Oscar slumped in an armchair in a corner of the room. He watched the men looking awkward but eager in their stiff jeans, the women affecting bandannas around their necks and pert western hats on their way out to pose against the rails of the corral, he supposed—a few kids running around outside in leather chaps, just bought at the outfitters in town. It was swell. People came here from back east because they were sick. To pretend they were Gary Cooper, Dale Evans, maybe even Cochise or Geronimo—he didn’t know or care. He was here to do a job.
It had taken him precisely 203 hours to travel to this outpost in the American desert. Women boarding the bus, crying “Arroz y gallina!,” men with cases of patent medicines, even clowns doing their hackneyed routine for spare change. Jalisco, Nayarit, Sinaloa, Sonora. Leaving the ocean behind, the air grew so dry that he choked on it.

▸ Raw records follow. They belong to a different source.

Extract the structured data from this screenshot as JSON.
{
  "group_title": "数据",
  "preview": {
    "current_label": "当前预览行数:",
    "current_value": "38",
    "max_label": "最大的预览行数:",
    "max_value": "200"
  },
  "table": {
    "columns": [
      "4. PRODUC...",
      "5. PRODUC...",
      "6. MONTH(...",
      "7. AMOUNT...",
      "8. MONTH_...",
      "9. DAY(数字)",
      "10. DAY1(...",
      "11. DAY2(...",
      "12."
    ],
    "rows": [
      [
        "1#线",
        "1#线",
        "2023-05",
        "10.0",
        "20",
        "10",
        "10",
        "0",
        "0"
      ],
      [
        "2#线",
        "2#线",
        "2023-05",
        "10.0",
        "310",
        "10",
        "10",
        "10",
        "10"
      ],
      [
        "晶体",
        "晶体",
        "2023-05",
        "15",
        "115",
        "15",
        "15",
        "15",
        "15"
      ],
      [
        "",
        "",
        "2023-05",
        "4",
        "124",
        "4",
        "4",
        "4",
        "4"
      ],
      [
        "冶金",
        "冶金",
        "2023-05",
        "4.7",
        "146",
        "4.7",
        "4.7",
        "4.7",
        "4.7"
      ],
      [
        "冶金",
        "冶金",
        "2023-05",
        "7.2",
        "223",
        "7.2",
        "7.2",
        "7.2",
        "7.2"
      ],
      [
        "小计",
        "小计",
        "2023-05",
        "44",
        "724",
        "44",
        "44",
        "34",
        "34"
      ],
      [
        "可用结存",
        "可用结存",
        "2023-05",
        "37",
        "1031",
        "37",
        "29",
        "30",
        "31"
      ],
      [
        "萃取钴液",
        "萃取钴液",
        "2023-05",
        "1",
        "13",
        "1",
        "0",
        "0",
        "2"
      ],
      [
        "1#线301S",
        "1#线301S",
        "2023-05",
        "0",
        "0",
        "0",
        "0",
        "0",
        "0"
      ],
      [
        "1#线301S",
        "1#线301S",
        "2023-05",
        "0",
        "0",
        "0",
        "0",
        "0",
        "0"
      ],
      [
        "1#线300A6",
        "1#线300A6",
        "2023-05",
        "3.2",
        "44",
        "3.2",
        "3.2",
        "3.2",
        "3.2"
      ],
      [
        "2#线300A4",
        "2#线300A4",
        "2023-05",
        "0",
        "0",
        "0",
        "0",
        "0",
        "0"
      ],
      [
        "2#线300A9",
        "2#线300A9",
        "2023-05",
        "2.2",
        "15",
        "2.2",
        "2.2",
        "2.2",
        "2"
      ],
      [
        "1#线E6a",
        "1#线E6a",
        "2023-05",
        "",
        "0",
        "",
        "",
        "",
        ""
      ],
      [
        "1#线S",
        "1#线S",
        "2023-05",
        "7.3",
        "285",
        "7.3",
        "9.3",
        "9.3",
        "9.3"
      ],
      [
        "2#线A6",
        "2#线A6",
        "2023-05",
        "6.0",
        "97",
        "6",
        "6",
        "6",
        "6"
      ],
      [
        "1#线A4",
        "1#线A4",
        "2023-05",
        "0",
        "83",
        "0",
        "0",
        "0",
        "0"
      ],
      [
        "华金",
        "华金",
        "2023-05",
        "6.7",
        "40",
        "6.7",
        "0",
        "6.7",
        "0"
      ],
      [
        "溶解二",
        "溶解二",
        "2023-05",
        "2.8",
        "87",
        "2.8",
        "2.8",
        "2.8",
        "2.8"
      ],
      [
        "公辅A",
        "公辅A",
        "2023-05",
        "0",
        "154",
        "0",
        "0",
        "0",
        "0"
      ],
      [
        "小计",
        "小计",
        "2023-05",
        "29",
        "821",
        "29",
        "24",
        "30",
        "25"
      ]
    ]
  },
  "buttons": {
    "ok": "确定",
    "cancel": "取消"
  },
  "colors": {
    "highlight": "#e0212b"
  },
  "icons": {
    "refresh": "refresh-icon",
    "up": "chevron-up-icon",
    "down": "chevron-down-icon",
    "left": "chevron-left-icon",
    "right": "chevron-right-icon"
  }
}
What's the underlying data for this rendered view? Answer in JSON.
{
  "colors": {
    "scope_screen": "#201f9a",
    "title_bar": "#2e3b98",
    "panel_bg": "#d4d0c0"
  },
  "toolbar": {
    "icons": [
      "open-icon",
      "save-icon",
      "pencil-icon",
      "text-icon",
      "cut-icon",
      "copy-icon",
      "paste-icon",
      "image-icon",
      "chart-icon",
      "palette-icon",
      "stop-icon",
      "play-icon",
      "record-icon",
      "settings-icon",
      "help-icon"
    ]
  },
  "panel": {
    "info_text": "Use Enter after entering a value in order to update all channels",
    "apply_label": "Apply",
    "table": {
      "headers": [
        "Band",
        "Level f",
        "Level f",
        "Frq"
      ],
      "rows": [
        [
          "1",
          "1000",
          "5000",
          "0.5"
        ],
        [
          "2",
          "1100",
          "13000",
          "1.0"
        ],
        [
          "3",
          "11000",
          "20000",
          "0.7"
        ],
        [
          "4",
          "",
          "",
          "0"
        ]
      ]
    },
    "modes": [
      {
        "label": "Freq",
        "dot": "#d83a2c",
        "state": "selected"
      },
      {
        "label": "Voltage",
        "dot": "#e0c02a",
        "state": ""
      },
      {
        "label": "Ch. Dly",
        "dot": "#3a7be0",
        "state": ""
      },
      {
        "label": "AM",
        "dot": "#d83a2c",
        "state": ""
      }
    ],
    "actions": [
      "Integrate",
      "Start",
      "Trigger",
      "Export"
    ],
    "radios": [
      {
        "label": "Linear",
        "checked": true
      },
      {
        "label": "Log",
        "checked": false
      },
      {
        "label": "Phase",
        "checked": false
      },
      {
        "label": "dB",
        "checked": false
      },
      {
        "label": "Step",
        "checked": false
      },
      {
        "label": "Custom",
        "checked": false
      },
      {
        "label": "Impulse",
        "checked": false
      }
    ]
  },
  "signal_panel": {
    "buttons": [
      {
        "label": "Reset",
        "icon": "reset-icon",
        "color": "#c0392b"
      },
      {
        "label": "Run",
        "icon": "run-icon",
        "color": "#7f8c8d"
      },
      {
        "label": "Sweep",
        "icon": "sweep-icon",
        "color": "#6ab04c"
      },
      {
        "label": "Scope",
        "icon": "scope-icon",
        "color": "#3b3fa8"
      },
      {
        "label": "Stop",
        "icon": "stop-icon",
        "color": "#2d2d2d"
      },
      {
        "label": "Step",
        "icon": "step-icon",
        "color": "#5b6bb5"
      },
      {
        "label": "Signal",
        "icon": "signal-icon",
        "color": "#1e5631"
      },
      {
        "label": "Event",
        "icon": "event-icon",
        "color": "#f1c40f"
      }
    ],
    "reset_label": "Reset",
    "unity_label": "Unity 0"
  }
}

And maybe he was sick. He felt dull in the heat that descended from heaven and rose again with a great bounce. He’d let himself think he’d grow old on the coast of Jalisco. Might as well admit he’d imagined himself in Maria’s soft arms, fleshier now that they had the boy and the girl—it was a pathetic dream. He shoved it roughly aside.
His partner, Jones, had cabled him at the hotel where he’d holed up in Puerto Vallarta—BOY DEAD AT RANCH STOP CAN YOU TAKE CASE STOP And what else was there. Perhaps one death would erase another.
Mostly he wished he were anywhere but in the corner of this low-ceilinged, wood-beamed, white-plastered room with the leather chairs that were supposed to say something like “gaucho” when you sat in them. When you sat in them, you were waiting for something.
The manager of the Flecha Caída came up, rubbing his palms. The man was short, an eastern type, like a marshmallow. Could be he came out west himself to take a cure, found a demand for his bookkeeping skills, maybe not much to go back to in Des Moines or Scranton or wherever it was he came from. Oscar straightened up. The man’s eyes were sliding around the room. When he finally looked at Oscar it was only for a second, literally one second, and then they slipped south again, veered over to the entrance to the dining room, then went out the window. Oscar filed it away. The guy probably knew something.
He was bursting with nerves as he led Oscar up a worn path, prickly pear and teddy bear cholla and sage stretching toward the Catalinas. There in a clearing, hummingbirds buzzing around the saguaro, was a little cabin. Mr. Elmer knocked on the door like a man used to knocking on doors behind which something was going on that whoever was doing it didn’t want him knowing about. There was no answer. He pulled the correct key from his pocket and opened it. There was a narrow stairway just to the right. Mr. Elmer looked at those stairs like he was looking at a snake with an open mouth. He gestured to Oscar, go on up. Didn’t want to be seen from behind, maybe.
Oscar eased into a room under the eaves. That’s where it happened, and nobody knew why. A few 45s illuminated by a single bare bulb, a program from a high school play wedged between the floorboards, a paperback western in the closet behind two single mattresses, and a boy, not even sixteen years old, hanging from a frayed lariat.